System Security Integration

Responsibilities:

• Information Security Project: With a small team, I led a three-year, 1 ½ million dollar project to implement a SIEM solution at Northrop’s security operations center (SOC) and to configure all internal network traffic/system logs to the SIEM for analysis with the final phase building out a disaster recovery site.
• Coordinated the business aspects as well as the technical - including system design, purchasing, testing, deployment, server-database-storage configurations, configuring device log feeds to the SIEM, developing SIEM content, OS system scans and patch compliance, analysis of security vulnerabilities/risk assessments, OS/SIEM system upgrades, and SQL/Oracle database administrative tasks on both a Linux and Windows platform.
• Created work instructions/procedures, technical manuals, the Disaster Recovery plan, vulnerability mitigation plans and the incident response SOP.
• I worked closely with the analysts analyzing network traffic and security events, conducting remediation efforts and creating content within the SIEM (filter/channels, dashboards, rules, reports, active lists, trends, etc.).

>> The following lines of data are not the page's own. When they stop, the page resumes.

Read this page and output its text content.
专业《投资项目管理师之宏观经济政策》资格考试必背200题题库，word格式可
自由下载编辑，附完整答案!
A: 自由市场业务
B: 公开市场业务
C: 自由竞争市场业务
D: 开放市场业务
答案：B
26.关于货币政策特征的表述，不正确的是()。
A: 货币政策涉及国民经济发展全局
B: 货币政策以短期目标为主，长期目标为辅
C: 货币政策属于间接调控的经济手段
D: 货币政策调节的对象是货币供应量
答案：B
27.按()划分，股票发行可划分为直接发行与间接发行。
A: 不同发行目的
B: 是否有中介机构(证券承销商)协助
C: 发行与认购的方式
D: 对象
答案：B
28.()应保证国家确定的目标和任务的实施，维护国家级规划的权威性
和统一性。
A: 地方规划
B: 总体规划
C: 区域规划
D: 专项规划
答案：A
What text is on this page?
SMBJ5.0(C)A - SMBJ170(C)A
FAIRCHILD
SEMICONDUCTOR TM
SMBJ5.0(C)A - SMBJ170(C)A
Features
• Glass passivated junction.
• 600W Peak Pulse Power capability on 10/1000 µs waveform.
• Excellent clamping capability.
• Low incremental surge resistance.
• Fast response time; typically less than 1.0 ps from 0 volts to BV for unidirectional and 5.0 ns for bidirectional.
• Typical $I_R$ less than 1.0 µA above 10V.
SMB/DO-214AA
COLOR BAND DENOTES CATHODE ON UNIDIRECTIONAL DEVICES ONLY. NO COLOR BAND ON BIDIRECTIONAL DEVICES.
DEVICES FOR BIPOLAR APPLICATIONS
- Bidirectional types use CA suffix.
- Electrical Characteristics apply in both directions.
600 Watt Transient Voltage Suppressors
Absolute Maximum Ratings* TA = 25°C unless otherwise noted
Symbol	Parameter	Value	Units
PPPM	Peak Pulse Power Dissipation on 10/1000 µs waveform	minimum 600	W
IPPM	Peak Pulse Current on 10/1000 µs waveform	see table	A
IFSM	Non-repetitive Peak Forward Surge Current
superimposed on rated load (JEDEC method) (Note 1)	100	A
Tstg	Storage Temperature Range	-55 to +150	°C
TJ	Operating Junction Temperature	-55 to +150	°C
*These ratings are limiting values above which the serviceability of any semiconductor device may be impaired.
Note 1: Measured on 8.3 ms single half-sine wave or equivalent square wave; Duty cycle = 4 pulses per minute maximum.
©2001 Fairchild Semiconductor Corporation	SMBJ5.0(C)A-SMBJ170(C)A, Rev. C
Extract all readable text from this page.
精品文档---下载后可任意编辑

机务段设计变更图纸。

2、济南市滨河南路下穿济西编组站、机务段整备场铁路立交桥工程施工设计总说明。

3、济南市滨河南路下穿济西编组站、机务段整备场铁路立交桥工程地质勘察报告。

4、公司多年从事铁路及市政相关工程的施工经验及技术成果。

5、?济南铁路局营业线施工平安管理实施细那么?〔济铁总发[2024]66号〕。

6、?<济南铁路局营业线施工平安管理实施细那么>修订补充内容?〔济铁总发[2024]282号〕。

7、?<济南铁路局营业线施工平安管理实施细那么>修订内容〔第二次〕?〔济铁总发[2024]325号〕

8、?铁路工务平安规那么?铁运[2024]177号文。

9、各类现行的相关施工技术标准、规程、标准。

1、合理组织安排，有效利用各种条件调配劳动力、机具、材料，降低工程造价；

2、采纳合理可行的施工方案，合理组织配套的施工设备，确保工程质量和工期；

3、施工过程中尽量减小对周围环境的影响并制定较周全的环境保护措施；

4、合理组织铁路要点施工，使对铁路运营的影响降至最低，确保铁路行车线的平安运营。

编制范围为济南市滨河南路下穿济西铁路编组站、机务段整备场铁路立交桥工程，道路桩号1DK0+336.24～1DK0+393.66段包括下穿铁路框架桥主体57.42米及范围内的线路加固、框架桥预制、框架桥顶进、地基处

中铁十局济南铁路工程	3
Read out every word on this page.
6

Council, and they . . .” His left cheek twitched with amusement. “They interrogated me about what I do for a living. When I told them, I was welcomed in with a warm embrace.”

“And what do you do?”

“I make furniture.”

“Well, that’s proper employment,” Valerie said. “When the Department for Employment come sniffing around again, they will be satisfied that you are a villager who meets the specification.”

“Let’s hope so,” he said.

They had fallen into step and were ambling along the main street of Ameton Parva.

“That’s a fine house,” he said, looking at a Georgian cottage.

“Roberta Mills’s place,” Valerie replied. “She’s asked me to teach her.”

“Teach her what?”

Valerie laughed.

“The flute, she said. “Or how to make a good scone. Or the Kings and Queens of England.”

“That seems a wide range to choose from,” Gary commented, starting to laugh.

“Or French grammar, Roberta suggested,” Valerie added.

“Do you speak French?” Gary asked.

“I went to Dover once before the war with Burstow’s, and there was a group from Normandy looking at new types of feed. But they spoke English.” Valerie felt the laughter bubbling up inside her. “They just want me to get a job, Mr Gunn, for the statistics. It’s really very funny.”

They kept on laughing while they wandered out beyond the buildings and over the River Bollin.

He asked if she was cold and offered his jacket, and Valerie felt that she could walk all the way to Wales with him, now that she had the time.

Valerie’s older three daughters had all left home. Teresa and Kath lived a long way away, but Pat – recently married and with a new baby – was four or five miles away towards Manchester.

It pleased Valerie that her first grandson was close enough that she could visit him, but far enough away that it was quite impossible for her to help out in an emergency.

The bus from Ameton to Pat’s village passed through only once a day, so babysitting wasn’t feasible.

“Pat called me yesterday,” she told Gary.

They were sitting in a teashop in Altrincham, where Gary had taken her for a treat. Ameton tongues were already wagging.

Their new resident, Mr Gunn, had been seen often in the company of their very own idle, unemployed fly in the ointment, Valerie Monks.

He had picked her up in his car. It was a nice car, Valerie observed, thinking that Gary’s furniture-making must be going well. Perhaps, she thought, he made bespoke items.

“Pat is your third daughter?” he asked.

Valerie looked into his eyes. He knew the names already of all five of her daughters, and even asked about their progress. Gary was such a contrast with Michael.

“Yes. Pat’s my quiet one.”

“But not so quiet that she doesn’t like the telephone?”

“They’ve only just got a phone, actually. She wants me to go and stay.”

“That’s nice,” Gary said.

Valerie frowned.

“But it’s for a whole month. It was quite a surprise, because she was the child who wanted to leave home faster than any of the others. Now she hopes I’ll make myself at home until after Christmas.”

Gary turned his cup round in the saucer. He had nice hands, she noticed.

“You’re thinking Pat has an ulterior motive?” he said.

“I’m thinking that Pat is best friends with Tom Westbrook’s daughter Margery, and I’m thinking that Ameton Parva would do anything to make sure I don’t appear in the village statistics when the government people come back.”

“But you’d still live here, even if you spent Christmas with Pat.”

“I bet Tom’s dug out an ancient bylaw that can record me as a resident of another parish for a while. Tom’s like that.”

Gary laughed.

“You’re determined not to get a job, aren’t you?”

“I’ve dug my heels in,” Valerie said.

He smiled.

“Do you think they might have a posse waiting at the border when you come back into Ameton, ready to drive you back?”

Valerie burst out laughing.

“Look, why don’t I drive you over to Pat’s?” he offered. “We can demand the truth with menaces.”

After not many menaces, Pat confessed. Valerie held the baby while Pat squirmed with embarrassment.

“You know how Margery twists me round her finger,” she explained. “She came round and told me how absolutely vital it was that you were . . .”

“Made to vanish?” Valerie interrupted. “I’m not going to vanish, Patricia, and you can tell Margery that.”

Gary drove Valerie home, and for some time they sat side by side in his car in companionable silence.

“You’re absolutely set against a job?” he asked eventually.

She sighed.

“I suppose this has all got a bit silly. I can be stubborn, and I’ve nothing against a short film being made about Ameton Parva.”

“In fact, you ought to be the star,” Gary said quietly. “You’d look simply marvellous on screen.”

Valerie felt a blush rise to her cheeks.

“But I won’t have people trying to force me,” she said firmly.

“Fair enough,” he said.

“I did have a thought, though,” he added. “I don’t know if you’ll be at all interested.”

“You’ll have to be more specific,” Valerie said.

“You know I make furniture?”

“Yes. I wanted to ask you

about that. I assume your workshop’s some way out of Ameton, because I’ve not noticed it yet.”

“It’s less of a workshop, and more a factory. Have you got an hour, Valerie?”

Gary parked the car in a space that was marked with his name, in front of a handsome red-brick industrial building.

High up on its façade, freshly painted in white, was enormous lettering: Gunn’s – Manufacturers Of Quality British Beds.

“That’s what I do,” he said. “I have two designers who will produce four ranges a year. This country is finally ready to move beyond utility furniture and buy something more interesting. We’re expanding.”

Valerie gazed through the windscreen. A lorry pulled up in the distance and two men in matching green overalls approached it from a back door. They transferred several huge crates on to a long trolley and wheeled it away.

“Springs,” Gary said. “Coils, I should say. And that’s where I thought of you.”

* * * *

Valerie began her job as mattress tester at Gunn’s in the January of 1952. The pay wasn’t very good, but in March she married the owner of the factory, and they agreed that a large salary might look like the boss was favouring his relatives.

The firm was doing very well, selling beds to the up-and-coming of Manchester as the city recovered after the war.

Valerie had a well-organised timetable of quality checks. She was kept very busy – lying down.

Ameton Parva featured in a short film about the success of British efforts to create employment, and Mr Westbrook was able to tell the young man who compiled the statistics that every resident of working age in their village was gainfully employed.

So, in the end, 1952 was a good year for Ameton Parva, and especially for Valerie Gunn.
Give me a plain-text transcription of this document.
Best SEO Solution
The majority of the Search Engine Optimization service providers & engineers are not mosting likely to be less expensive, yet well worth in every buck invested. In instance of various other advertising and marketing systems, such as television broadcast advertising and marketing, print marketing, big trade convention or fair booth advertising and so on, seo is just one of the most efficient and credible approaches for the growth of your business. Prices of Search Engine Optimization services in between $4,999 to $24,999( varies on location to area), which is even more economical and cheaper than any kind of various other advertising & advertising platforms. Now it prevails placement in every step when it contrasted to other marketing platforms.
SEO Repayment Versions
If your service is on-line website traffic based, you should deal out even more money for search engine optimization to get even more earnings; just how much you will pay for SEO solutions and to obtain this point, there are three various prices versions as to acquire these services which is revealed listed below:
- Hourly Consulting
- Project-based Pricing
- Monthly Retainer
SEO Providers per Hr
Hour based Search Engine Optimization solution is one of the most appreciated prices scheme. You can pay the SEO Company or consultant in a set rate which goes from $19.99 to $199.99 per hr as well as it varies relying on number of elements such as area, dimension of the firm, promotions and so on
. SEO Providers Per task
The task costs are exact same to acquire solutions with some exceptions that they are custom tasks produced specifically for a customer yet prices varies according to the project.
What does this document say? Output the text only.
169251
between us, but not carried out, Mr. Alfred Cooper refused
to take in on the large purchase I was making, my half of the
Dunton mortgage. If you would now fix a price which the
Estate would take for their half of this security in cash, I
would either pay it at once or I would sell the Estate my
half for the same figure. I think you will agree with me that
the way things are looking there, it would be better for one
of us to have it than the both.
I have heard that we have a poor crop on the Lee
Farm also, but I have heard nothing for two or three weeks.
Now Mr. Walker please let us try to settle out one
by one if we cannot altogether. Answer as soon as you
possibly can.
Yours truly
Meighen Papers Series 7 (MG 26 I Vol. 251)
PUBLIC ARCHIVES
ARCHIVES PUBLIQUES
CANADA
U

Also providing administrative O&M support for the following security tools: E-Security, ArcSight ESM-Logger-Smart Connector appliances, Cisco IDS/IPS, Internet Security Scanner (ISS), Symantec AV, Bluecoat, Cisco, Checkpoint & Juniper Firewalls, Nessus, Altiris, ISS Black Ice, Proventia host based IDS, Wireshark, HBSS, Mandiant System File Scanner, AppDetective, WebInspect, Whitelisting, Windows Security Events, War Dialing and Air Defense (managed wireless access points).
• Confidential ’s President of Excellence for the integration of the Information Security Project.

Confidential

Helpdesk Analyst / Computer Technician

Responsibilities:

• Valued contributor to team objectives, participating in team projects, which included resolving PC Tech / Desktop Support calls and assisting in LAN / WAN Administrator project work (configuring switches and troubleshooting an Ethernet LAN).
• Installed configured, and troubleshoot Win2K workstations and network / local print devices, using Ghost software. Troubleshot Outlook, Groupwise, Exchange, Citrix, Office 2000, connectivity, Active Directory, permission levels, logon, file sharing and network connectivity.